21 Kas 2010 17:31 Son Güncelleme: 23 Kas 2018 11:48

FRAGMANI BİLE İSRAİL'İ TİTRETMEYE YETTİ

"Türkiye'de sinemanın gücünü anlamış ve bu anlayışa uygun çalışan tek ekip belki de Kurtlar Vadisi ekibidir."

Fragmanı bile İsrail'i titretmeye yetti...

Türkiye'de sinemanın gücünü anlamış ve bu anlayışa uygun çalışan tek ekip belki de Kurtlar Vadisi ekibidir.

Kişisel çabaları elbette unutmuyorum. Mahsun Kırmızıgül'ün başarılarını, Mehmet Tanrısever'in kişisel çabalarını elbette göz ardı edemeyiz.
Ama genel manada Türkiye'mizde sinemanın gücünün henüz tam anlaşıldığı söylenemez.
Sinema kendinizi dünyaya anlatabilmek için müthiş bir araçtır.
Sinema bir toplumsal ikna aracıdır.
Madem "Medenileri galebe ikna ile olur", işte bu sinema iknanın ta kendisidir.
Bu gücü fark etmek lazım.

Amerika'nın dünya hâkimiyeti kurmasında belki de en büyük pay sinema endüstrisinindir.
Amerikan filmlerinin yüzde 90'a yakını Amerika dışına pazarlanır. Hem para kazanırlar hem de kendilerini anlatırlar.
Her gün, her akşam birkaç Amerikan filmi evlerimizin içinde bizi ve çocuklarımızı Amerika'nın büyüklüğüne, gücüne, yaşam biçimine ikna etmeye çalışır.
Mehmet Tanrısever kişisel gayretleriyle sinema yapmaya çalışıyor.

Eleştirebilirsiniz, iyi veya kötü diyebilirsiniz ama o sinemanın gücünü anlayan birisidir. Şu söz ona aittir:
"Bir cami yaparsınız menzili bir kilometre olur. Bir okul yaparsınız menzili 10 kilometre olur.
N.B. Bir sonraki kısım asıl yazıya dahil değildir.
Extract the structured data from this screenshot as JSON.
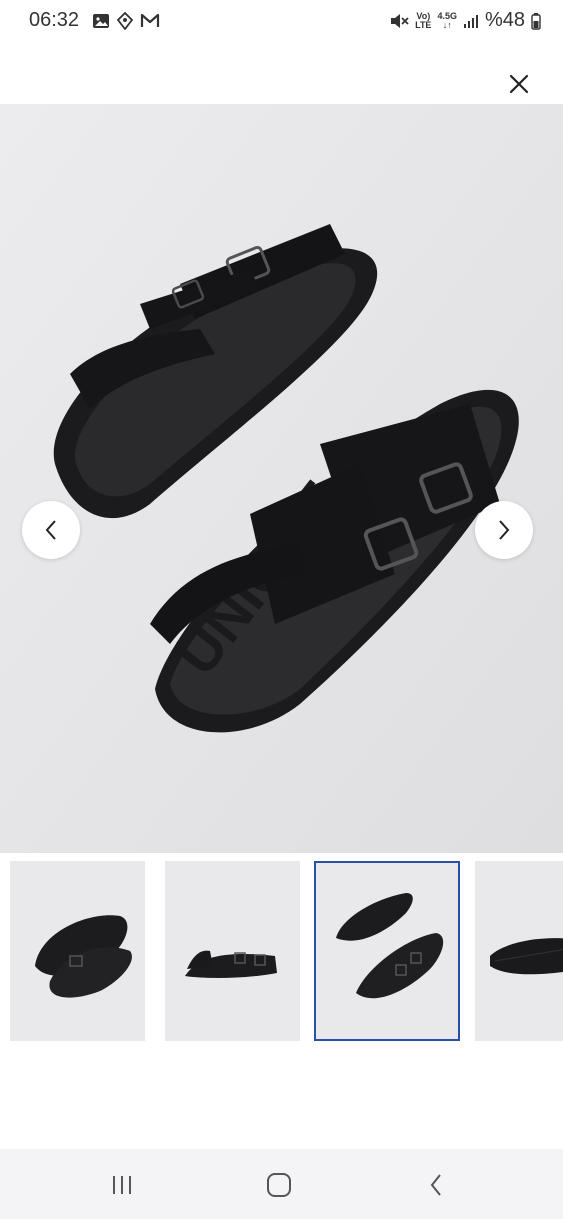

Ama bir film yaparsınız menzili 40 bin kilometre olur."
Süper bir tespit. Ancak olayı çözmüş bir insanın söyleyebileceği bir söz bu.
Yani yaptığınız film, sinemanın gücü ile bütün dünyayı dolaşır.
Sinemanın gücü konusunu çalışırken bir yerde rastladım. Polonyalı yönetmen Kieslowski diyor ki, "Sinema dünyayı değiştirmez ama sinema seyircisi dünyayı değiştirir."

Kurtlar Vadisi ekibi Kurtlar Vadisi Irak'ı çekti. Kısa süre içinde milyonlarca insan bu filmi izledi.
Türkiye'deki ve bölgedeki Amerikan karşıtlığında önemli payı vardır bu filmin.
Sinema kitleleri heyecanlandırıyor.
Filmde geçen birkaç replik, birkaç söz, bir iki sahne insanları bir fikre ikna etmeye yetiyor.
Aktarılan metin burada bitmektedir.